How Much Renewable Capacity Do You Need?
This graph shows the required PPA capacity as a multiple of the electrolyser capacity:
Some immediate insights:
Low CO₂ region (North East England):
- No PPA needed. The grid is clean enough for both low and high utilisation scenarios.
High CO₂ region (South Wales):
- Large PPA capacity required, especially at high utilisation — over 5x the plant’s capacity.
PPA needs scale with grid CO₂ and plant utilisation.
Nuclear is rarely selected due to high price.
Local vs Diverse Mix: It Depends on Your Utilisation Target
The locational distribution of PPAs also changes dramatically depending on how hard you want to run your plant.
In the maps below we visualise the portfolio selected by the optimiser for a South Wales-based plant at two utilisation levels:
Low Utilisation (50%)
Here, the optimiser favours local, temporally correlated generators (e.g. onshore wind and solar in South Wales). Why?
Because even though the grid might offer cheap energy when the wind blows, it might still be too carbon-intensive. So to stay compliant, the optimiser tops up with the smallest amount of renewables that correlate with regional CO₂ dips.
Since there are no offshore wind farms in South Wales, importing offshore wind via PPA doesn’t improve compliance — its generation isn’t correlated with the local grid CO₂.
High Utilisation (95%)
At higher utilisation, the game changes.
To run nearly constantly, you need diversity: different generation types and different locations. Even if that means more expensive PPAs or less optimal correlation.
So the optimiser expands its portfolio:
- Some local generators still feature
- But now we also see offshore wind, onshore wind and solar from different regions to improve supply consistency
The optimiser essentially builds a pseudo-balancing portfolio, trading off CO₂, availability, and cost.
Why Onshore Wind and Solar Sometimes Beats Offshore (regardless of price)
It might seem odd that at 50% utilisation, onshore wind and solar dominates even when priced identically to offshore wind. Offshore wind has higher capacity factors — so why not use it?
Because this is not just about how much power you get — it’s about when you get it.
- Offshore wind is less correlated with grid CO₂ in South Wales because there are no offshore wind farms in this region.
- Onshore wind and solar, on the other hand, better reflect regional generation patterns.

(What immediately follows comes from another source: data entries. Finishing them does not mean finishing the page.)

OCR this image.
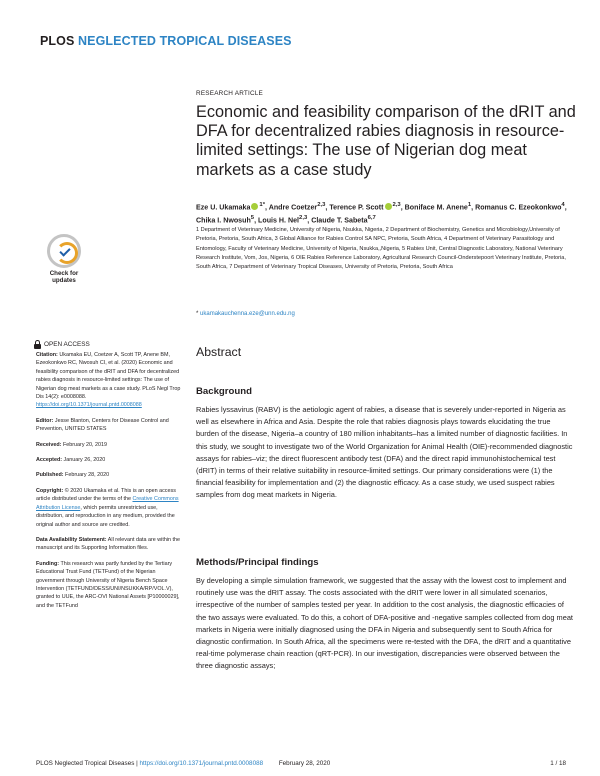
PLOS NEGLECTED TROPICAL DISEASES
RESEARCH ARTICLE
Economic and feasibility comparison of the dRIT and DFA for decentralized rabies diagnosis in resource-limited settings: The use of Nigerian dog meat markets as a case study
Eze U. Ukamaka $^{1*}$, Andre Coetzer$^{2,3}$, Terence P. Scott $^{2,3}$, Boniface M. Anene$^1$, Romanus C. Ezeokonkwo$^4$, Chika I. Nwosuh$^5$, Louis H. Nel$^{2,3}$, Claude T. Sabeta$^{6,7}$
1 Department of Veterinary Medicine, University of Nigeria, Nsukka, Nigeria, 2 Department of Biochemistry, Genetics and Microbiology,University of Pretoria, Pretoria, South Africa, 3 Global Alliance for Rabies Control SA NPC, Pretoria, South Africa, 4 Department of Veterinary Parasitology and Entomology, Faculty of Veterinary Medicine, University of Nigeria, Nsukka,,Nigeria, 5 Rabies Unit, Central Diagnostic Laboratory, National Veterinary Research Institute, Vom, Jos, Nigeria, 6 OIE Rabies Reference Laboratory, Agricultural Research Council-Onderstepoort Veterinary Institute, Pretoria, South Africa, 7 Department of Veterinary Tropical Diseases, University of Pretoria, Pretoria, South Africa
* ukamakauchenna.eze@unn.edu.ng
Check for updates
OPEN ACCESS

Citation: Ukamaka EU, Coetzer A, Scott TP, Anene BM, Ezeokonkwo RC, Nwosuh CI, et al. (2020) Economic and feasibility comparison of the dRIT and DFA for decentralized rabies diagnosis in resource-limited settings: The use of Nigerian dog meat markets as a case study. PLoS Negl Trop Dis 14(2): e0008088. https://doi.org/10.1371/journal.pntd.0008088

Editor: Jesse Blanton, Centers for Disease Control and Prevention, UNITED STATES

Received: February 20, 2019

Accepted: January 26, 2020

Published: February 28, 2020

Copyright: © 2020 Ukamaka et al. This is an open access article distributed under the terms of the Creative Commons Attribution License, which permits unrestricted use, distribution, and reproduction in any medium, provided the original author and source are credited.

Data Availability Statement: All relevant data are within the manuscript and its Supporting Information files.

Funding: This research was partly funded by the Tertiary Educational Trust Fund (TETFund) of the Nigerian government through University of Nigeria Bench Space Intervention (TETFUND/DESS/UNI/NSUKKA/RP/VOL.V), granted to UUE, the ARC-OVI National Assets [P10000029], and the TETFund

Abstract
Background

Rabies lyssavirus (RABV) is the aetiologic agent of rabies, a disease that is severely under-reported in Nigeria as well as elsewhere in Africa and Asia. Despite the role that rabies diagnosis plays towards elucidating the true burden of the disease, Nigeria–a country of 180 million inhabitants–has a limited number of diagnostic facilities. In this study, we sought to investigate two of the World Organization for Animal Health (OIE)-recommended diagnostic assays for rabies–viz; the direct fluorescent antibody test (DFA) and the direct rapid immunohistochemical test (dRIT) in terms of their relative suitability in resource-limited settings. Our primary considerations were (1) the financial feasibility for implementation and (2) the diagnostic efficacy. As a case study, we used suspect rabies samples from dog meat markets in Nigeria.

Methods/Principal findings

By developing a simple simulation framework, we suggested that the assay with the lowest cost to implement and routinely use was the dRIT assay. The costs associated with the dRIT were lower in all simulated scenarios, irrespective of the number of samples tested per year. In addition to the cost analysis, the diagnostic efficacies of the two assays were evaluated. To do this, a cohort of DFA-positive and -negative samples collected from dog meat markets in Nigeria were initially diagnosed using the DFA in Nigeria and subsequently sent to South Africa for diagnostic confirmation. In South Africa, all the specimens were re-tested with the DFA, the dRIT and a quantitative real-time polymerase chain reaction (qRT-PCR). In our investigation, discrepancies were observed between the three diagnostic assays;

PLOS Neglected Tropical Diseases | https://doi.org/10.1371/journal.pntd.0008088	February 28, 2020	1 / 18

- Contracting with a offshore wind farm in this case would mean tapping into wind patterns across the north and east of the UK which differ from the wind patterns and therefore grid CO2 intensity in South Wales
So, the optimiser selects PPAs that most effectively reduce net CO₂ intensity, even if they don’t maximise raw energy output. If someone builds a offshore wind farm in South Wales then it might show more favourably in the selection.

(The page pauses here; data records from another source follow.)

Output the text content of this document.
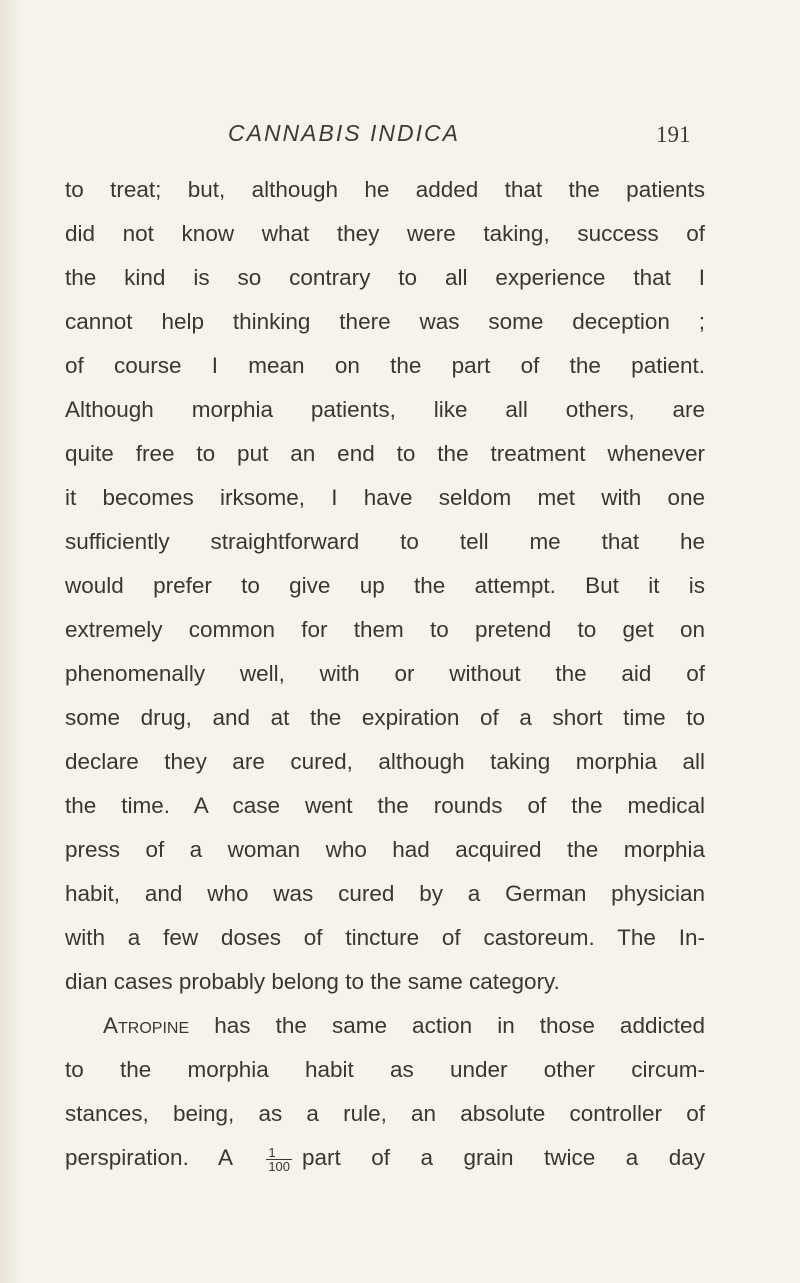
CANNABIS INDICA	191
to treat; but, although he added that the patients
did not know what they were taking, success of
the kind is so contrary to all experience that I
cannot help thinking there was some deception ;
of course I mean on the part of the patient.
Although morphia patients, like all others, are
quite free to put an end to the treatment whenever
it becomes irksome, I have seldom met with one
sufficiently straightforward to tell me that he
would prefer to give up the attempt. But it is
extremely common for them to pretend to get on
phenomenally well, with or without the aid of
some drug, and at the expiration of a short time to
declare they are cured, although taking morphia all
the time. A case went the rounds of the medical
press of a woman who had acquired the morphia
habit, and who was cured by a German physician
with a few doses of tincture of castoreum. The In-
dian cases probably belong to the same category.
Atropine has the same action in those addicted
to the morphia habit as under other circum-
stances, being, as a rule, an absolute controller of
perspiration. A	$\frac{1}{100}$ part of a grain twice a day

What FLOAT Can Do for Hydrogen Producers
Choosing the right PPA isn’t just about finding the cheapest price or the greenest generator. It’s about system optimisation:
Where is your plant?
What is the grid CO₂ profile in that region?
What utilisation do you need to hit your offtake target?

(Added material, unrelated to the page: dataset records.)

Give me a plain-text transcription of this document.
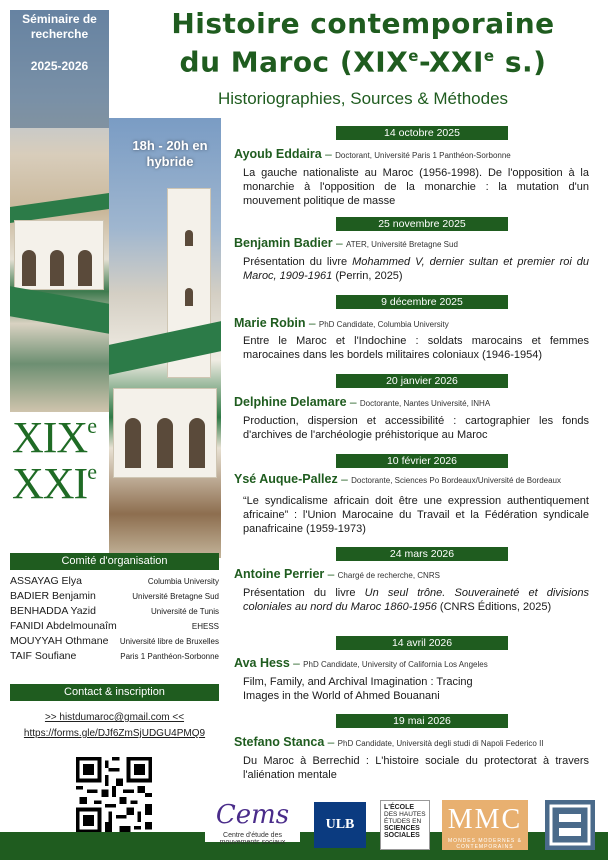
Séminaire de recherche
2025-2026
18h - 20h en hybride
XIXe
XXIe
Histoire contemporaine
du Maroc (XIXe-XXIe s.)
Historiographies, Sources & Méthodes
Comité d'organisation
ASSAYAG Elya	Columbia University
BADIER Benjamin	Université Bretagne Sud
BENHADDA Yazid	Université de Tunis
FANIDI Abdelmounaîm	EHESS
MOUYYAH Othmane Université libre de Bruxelles
TAIF Soufiane	Paris 1 Panthéon-Sorbonne
Contact & inscription
>> histdumaroc@gmail.com <<
https://forms.gle/DJf6ZmSjUDGU4PMQ9
14 octobre 2025
Ayoub Eddaira – Doctorant, Université Paris 1 Panthéon-Sorbonne
La gauche nationaliste au Maroc (1956-1998). De l'opposition à la monarchie à l'opposition de la monarchie : la mutation d'un mouvement politique de masse
25 novembre 2025
Benjamin Badier – ATER, Université Bretagne Sud
Présentation du livre Mohammed V, dernier sultan et premier roi du Maroc, 1909-1961 (Perrin, 2025)
9 décembre 2025
Marie Robin – PhD Candidate, Columbia University
Entre le Maroc et l'Indochine : soldats marocains et femmes marocaines dans les bordels militaires coloniaux (1946-1954)
20 janvier 2026
Delphine Delamare – Doctorante, Nantes Université, INHA
Production, dispersion et accessibilité : cartographier les fonds d'archives de l'archéologie préhistorique au Maroc
10 février 2026
Ysé Auque-Pallez – Doctorante, Sciences Po Bordeaux/Université de Bordeaux
“Le syndicalisme africain doit être une expression authentiquement africaine” : l'Union Marocaine du Travail et la Fédération syndicale panafricaine (1959-1973)
24 mars 2026
Antoine Perrier – Chargé de recherche, CNRS
Présentation du livre Un seul trône. Souveraineté et divisions coloniales au nord du Maroc 1860-1956 (CNRS Éditions, 2025)
14 avril 2026
Ava Hess – PhD Candidate, University of California Los Angeles
Film, Family, and Archival Imagination : Tracing Images in the World of Ahmed Bouanani
19 mai 2026
Stefano Stanca – PhD Candidate, Università degli studi di Napoli Federico II
Du Maroc à Berrechid : L'histoire sociale du protectorat à travers l'aliénation mentale
Cems
Centre d'étude des mouvements sociaux
ULB
L'ÉCOLE
DES HAUTES ÉTUDES EN
SCIENCES SOCIALES
MMC
MONDES MODERNES & CONTEMPORAINS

How intermittent can your hydrogen supply be?
These are the kinds of questions FLOAT’s optimiser is built to answer. We take into account:
- Generator location and type
- Temporal correlation with your plant’s demand and the grid CO₂
- Market prices and CfD-style fixed prices
- Future scenarios across years
We help you design the ideal generation stack, simulate it over multiple market years, and then manage dispatch in real-time to ensure you hit the lowest possible energy cost while staying compliant with regulations like the UK LCHS.
Conclusion: There Is No One-Size-Fits-All PPA
Whether you’re aiming for 50% or 95% electrolyser utilisation, FLOAT can help you optimise across:
- CO₂ compliance
- Market cost
- PPA size and location
- Generator diversity
Yes — you can get to your desired hydrogen output with various PPA mixes, but there is clearly an optimal one. FLOAT helps you find it.
And one last question… If PPA costs are so high, what happens to hydrogen price if those prices come down? Or go up?